Employees report a faint hissing sound, like air escaping a sealed chamber. Some say it sounds like breathing. Others say it sounds like weeping.
> OBSERVATION_LOGBehavioral Analysis
The Angel does not hunt. It does not chase. It simply occupies space that it should not.
Facility cameras have captured its presence in hallways, storage rooms, and even the Core antechamber — always in the same pose, arms outstretched, head slightly tilted. Its hazmat suit, originally standard-issue for containment workers, has fused with the biological material beneath it.
Whether there is still a person inside is a matter of ongoing debate among facility medical staff. The gas mask filters have long since corroded, yet the hissing sound persists.

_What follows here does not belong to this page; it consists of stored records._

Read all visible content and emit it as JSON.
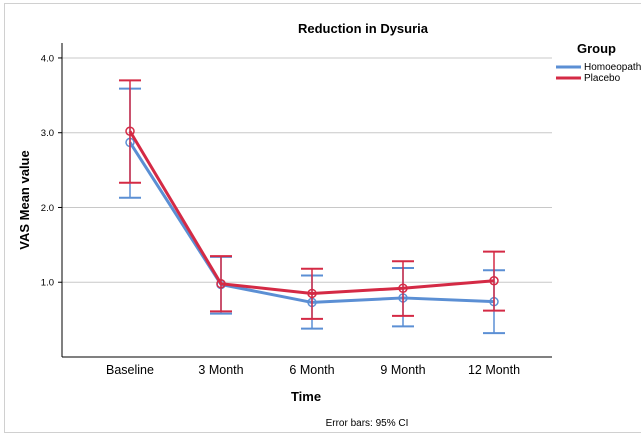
{
  "chart_data": {
    "type": "line",
    "title": "Reduction in Dysuria",
    "xlabel": "Time",
    "ylabel": "VAS Mean value",
    "categories": [
      "Baseline",
      "3 Month",
      "6 Month",
      "9 Month",
      "12 Month"
    ],
    "ylim": [
      0.0,
      4.2
    ],
    "yticks": [
      "1.0",
      "2.0",
      "3.0",
      "4.0"
    ],
    "grid": "horizontal",
    "legend": {
      "title": "Group",
      "position": "top-right"
    },
    "footnote": "Error bars: 95% CI",
    "series": [
      {
        "name": "Homoeopathy",
        "color": "#5b8fd4",
        "marker": "open-circle",
        "values": [
          2.87,
          0.97,
          0.73,
          0.79,
          0.74
        ],
        "ci_low": [
          2.13,
          0.58,
          0.38,
          0.41,
          0.32
        ],
        "ci_high": [
          3.59,
          1.34,
          1.09,
          1.19,
          1.16
        ]
      },
      {
        "name": "Placebo",
        "color": "#d42a45",
        "marker": "open-circle",
        "values": [
          3.02,
          0.98,
          0.85,
          0.92,
          1.02
        ],
        "ci_low": [
          2.33,
          0.61,
          0.51,
          0.55,
          0.62
        ],
        "ci_high": [
          3.7,
          1.35,
          1.18,
          1.28,
          1.41
        ]
      }
    ]
  }
}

“It wasn’t there. And then it was. I didn’t hear it arrive. I just felt… cold.” — Employee #4471, Exit Interview (posthumous)
> INCIDENT_54-58The Meltdown Volunteers
During the early meltdowns of 1954-1958, facility management called for volunteers to enter containment zones and manually seal breached reactor housings. Twelve workers volunteered. The Angel is the only one that came back.
Post-incident radiation surveys recorded exposure levels exceeding 50,000 rads in the containment corridors. No known organism can survive such exposure. Medical staff were unable to explain how the subject continued to function, and eventually stopped trying.
> PROTOCOL_STATUS: FAILEDCurrent Containment Protocols
There are no effective containment protocols for The Angel. Previous attempts at physical restraint, electromagnetic barriers, and chemical sedation have all failed. The subject simply appears in a new location when unobserved.
Current facility guidelines recommend that all personnel maintain visual contact if encountered, walk backward slowly, and report the sighting to their supervisor. Do not speak to it. Do not touch it. Do not look directly at the gas mask lenses for more than three seconds.